Paha was an odd creature, at the mercy of his feelings. In truth, his physical form was little more than a slimey membrane through which emotion passed. The more he felt, the more the filter soaked up, and the bigger he got. Even now, I could see his shoulders straining, the framework of his leathery wings cracking and expanding under his anger. He had grown almost four inches during the course of the conversation. I would need to assuage him. It wouldn't do to have him get into a tizzy and busting the ceiling again.
"Paha, dearest, sweetest, Paha, come to your brother. You know how I like to tease. I am so glad that you are well. I feared constantly for your safety." He looked at me skeptically. Paha was dumb, but not stupid. He then looked to Lem. One of us was pain wrapped in roses. The other was only thorns. He chose the sweeter scent and bounded over to me on all fours to sit at my feet. I rewarded him by scratching under his chin.

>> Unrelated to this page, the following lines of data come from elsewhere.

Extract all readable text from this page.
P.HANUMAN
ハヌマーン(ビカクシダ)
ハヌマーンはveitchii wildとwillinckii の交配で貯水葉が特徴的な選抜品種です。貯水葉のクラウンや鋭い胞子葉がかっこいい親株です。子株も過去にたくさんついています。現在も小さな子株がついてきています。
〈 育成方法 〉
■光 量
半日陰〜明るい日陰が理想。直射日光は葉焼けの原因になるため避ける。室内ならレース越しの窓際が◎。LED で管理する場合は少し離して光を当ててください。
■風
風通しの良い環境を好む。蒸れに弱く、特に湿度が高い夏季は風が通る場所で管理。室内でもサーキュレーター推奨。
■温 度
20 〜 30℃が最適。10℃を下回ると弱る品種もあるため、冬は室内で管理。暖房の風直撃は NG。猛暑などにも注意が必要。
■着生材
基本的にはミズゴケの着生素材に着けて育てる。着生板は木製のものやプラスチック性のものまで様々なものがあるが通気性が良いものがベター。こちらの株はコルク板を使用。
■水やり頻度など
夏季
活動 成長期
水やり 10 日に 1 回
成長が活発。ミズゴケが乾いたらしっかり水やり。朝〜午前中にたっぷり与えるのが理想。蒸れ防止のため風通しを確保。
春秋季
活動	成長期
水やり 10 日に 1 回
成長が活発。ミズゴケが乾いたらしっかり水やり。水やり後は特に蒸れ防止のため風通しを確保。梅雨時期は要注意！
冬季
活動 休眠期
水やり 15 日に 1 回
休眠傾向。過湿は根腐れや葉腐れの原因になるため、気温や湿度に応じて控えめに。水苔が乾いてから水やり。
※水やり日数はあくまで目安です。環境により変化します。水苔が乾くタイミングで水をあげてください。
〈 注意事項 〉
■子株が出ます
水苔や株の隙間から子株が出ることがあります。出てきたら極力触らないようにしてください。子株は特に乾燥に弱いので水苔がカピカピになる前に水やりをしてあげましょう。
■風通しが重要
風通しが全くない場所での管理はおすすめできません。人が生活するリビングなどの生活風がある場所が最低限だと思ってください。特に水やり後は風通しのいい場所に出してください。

His muscles ceased their swelling with just that touch. "That's a good Paha! Bother Po, won't let the mean man hurt you anymore."
The little god twisted his head to look back at Lem and felt brave enough to give a horrid chuckle. "Trickster all out of tricks. Po here. Po protect." He nuzzled my knee. I could smell the infection coming from the open sores on his skin, and fought the urge to kick him away once more.